Reporters Without Borders has been following the situation in Croatia and last fall protested similar treatment given to Mr. Jovic who was also charged with contempt of court by the ICTY for revealing Mr. Mesic’s identity. He spent a week in a Split jail before being released.

"We condemn this sudden arrest of Jovic by the Croatian justice system based on an ICTY arrest warrant, which appears disproportionate to the crime he is accused of and sets a dangerous precedent," the worldwide press freedom organization said. "Considering the mandate of the tribunal in The Hague, which is supposed to try the most serious of international crimes, it is surprising that one of its decisions led to the arrest of a journalist who, even if he did not respect the law, has not committed a crime of violence."

On Aug. 30, the U.N. court convicted Mr. Jovic and fined him 20,000 Euros ($25,650).

"It is a legal absurdity, from the very indictment to the verdict," he told Croatia’s state news agency HINA.

Mr.

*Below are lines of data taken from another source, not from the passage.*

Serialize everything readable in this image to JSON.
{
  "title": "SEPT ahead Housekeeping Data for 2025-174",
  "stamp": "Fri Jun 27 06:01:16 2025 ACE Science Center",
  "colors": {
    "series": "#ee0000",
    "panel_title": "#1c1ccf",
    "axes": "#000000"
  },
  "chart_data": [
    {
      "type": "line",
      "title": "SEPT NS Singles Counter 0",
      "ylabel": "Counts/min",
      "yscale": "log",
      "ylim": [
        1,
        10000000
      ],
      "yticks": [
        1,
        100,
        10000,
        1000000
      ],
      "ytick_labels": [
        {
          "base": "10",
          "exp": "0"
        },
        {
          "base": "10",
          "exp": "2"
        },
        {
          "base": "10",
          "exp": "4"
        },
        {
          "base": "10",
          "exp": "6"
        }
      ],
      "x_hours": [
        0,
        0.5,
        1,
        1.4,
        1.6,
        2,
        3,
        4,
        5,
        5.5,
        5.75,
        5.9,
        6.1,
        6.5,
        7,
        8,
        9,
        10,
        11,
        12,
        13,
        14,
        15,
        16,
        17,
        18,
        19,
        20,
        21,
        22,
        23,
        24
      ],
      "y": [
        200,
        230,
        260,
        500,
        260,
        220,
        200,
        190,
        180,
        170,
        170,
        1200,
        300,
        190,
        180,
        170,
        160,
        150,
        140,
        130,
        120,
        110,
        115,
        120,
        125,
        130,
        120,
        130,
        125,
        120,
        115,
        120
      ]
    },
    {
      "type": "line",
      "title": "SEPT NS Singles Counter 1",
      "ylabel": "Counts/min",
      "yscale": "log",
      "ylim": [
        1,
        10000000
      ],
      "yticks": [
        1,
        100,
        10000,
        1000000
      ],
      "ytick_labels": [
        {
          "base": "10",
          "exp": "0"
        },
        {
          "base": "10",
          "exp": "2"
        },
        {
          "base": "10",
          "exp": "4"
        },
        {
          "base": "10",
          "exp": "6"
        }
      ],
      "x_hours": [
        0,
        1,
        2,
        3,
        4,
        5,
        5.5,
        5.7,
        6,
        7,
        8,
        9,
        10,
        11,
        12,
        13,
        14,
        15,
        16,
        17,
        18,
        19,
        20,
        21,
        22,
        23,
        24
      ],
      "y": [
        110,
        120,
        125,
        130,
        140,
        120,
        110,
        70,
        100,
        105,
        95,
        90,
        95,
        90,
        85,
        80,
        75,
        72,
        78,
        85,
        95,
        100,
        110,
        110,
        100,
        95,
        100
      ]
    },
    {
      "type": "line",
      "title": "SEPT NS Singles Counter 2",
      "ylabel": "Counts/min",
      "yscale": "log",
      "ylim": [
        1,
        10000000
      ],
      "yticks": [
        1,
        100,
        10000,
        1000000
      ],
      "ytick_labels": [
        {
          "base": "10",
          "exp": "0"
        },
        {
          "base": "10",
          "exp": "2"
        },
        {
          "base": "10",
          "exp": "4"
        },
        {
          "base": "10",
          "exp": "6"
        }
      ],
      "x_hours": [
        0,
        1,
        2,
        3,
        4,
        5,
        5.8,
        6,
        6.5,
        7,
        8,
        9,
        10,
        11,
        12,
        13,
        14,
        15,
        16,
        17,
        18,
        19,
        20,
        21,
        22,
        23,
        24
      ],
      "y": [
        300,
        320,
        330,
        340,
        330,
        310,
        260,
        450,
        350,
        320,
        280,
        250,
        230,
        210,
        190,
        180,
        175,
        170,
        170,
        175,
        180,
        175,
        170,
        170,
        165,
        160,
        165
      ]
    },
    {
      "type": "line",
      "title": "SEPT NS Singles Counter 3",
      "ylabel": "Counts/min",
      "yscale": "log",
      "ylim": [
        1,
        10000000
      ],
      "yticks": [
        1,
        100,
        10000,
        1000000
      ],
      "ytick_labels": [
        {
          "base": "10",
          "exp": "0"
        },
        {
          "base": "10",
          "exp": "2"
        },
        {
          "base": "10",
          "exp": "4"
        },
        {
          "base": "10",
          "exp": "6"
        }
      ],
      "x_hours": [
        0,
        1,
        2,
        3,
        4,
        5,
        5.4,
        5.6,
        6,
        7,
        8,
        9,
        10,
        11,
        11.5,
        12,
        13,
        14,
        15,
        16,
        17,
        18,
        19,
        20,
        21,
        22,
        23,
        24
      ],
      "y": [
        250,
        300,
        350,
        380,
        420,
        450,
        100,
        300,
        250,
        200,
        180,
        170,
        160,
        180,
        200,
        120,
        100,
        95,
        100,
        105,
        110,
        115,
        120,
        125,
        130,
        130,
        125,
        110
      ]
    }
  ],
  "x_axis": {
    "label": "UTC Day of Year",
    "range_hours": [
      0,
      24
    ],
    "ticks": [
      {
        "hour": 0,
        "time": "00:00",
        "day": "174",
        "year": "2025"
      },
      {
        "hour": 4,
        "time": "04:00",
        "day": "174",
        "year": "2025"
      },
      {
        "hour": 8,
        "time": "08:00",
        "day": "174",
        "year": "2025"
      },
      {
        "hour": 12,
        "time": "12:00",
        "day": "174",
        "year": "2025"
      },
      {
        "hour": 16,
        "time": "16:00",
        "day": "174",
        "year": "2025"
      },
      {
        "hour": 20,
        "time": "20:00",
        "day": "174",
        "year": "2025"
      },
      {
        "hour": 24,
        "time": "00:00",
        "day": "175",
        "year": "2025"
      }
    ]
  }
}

Jovic said he would maybe rather settle for a prison sentence because he would have to take out a loan to pay the fine.

"A 20,000 Euro fine is not a small thing for me ... so I would even maybe prefer to exchange it for a prison term, because I cannot pay it without going into debt," he is quoted as saying by Agence France-Presse.

Mr. Jovic also has been stripped of his weekly column at the Split-based daily, Slobodna Dalmacija.

Moreover, Reporters Without Borders added, confidential witness information had already been posted on the Documentation and Information Centre Veritas Web site (www.veritas.org.yu) in 1999, and carried by the Bosnian daily Bih Dani, on June 1, 2001. Croatia is a candidate for EU membership but its press defamation law "remains out of line with European and international standards," it said.

- Katharine Harris is a correspondent for Insight on the News.